Why This WHO Research Grant Matters

Climate change counts as a top health threat, but its effects on sexual and reproductive health stay understudied. Few studies cover how floods raise risks for maternal health or how heat waves limit contraception access. This grant fills those gaps with community-driven research from low- and middle-income countries.

Climate change is a major global health challenge, yet SRH links need more evidence.

Local teams lead the work, so solutions fit real needs. This boosts policy changes and on-the-ground help. Participatory research also builds skills for future projects. With global urgency in 2026, this grant empowers researchers to shape health responses.

Benefits and What Participants Will Gain

Teams get up to USD 55,000 for staff, community work, data gathering, and sharing results. This funding supports full project needs.

Key gains include:

  • Capacity-building like training and tools from WHO
  • Work with teams from other countries for shared ideas
  • Links to WHO experts and country offices
  • Help with ethics, data methods, and spread of findings
  • Community members as co-researchers for better impact

This table shows benefits clearly:

Benefit Type Description Impact on Team
Funding Up to USD 55,000 per project Covers all project costs
Capacity Building Training and research tools Builds skills for strong studies
Collaboration Cross-country team work Leads to bigger, shared results
WHO Networks Expert guidance and connections Speeds ethics and policy reach
Participatory Methods Community as co-researchers Makes research relevant and trusted

(An infographic on the timeline could highlight these steps.)
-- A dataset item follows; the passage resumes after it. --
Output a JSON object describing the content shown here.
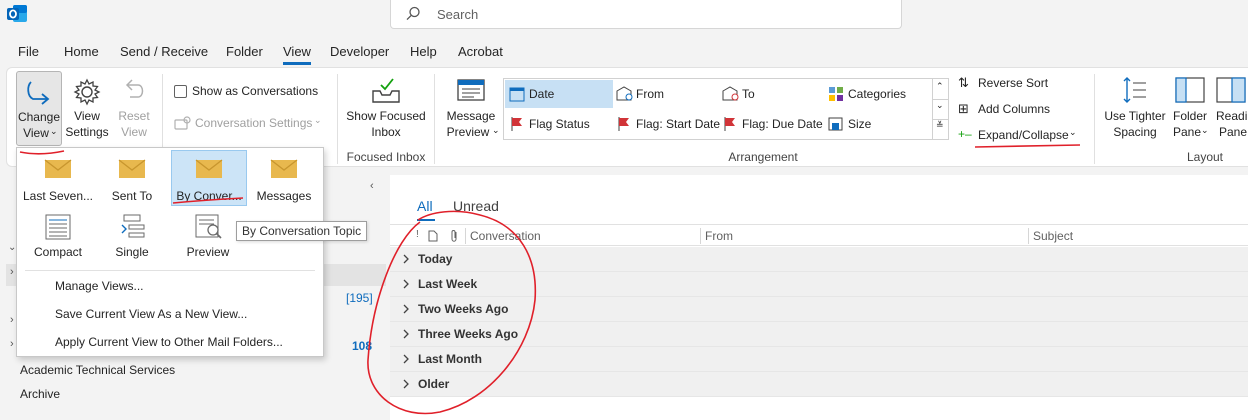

Who Can Apply: Eligibility Criteria

Research teams in low- and middle-income countries, especially WHO priority ones, can apply. Eligible groups include academic institutions, NGOs, community organizations, and multi-group teams.

Requirements cover:

  • Principal Investigator based in an eligible country
  • Experience in SRH or climate research
  • Skills in participatory and mixed methods
  • Strong links to communities
  • High-income partners limited to 15% of grant; they cannot lead

Warning: High-income teams cannot lead—keep leadership local.

Multi-institutional setups work if the lead stays in a low- or middle-income country. This ensures focus on those facing the issues.

Research Focus Areas

Teams pick one of four questions. All use a human rights view that looks at gender, money status, and migration.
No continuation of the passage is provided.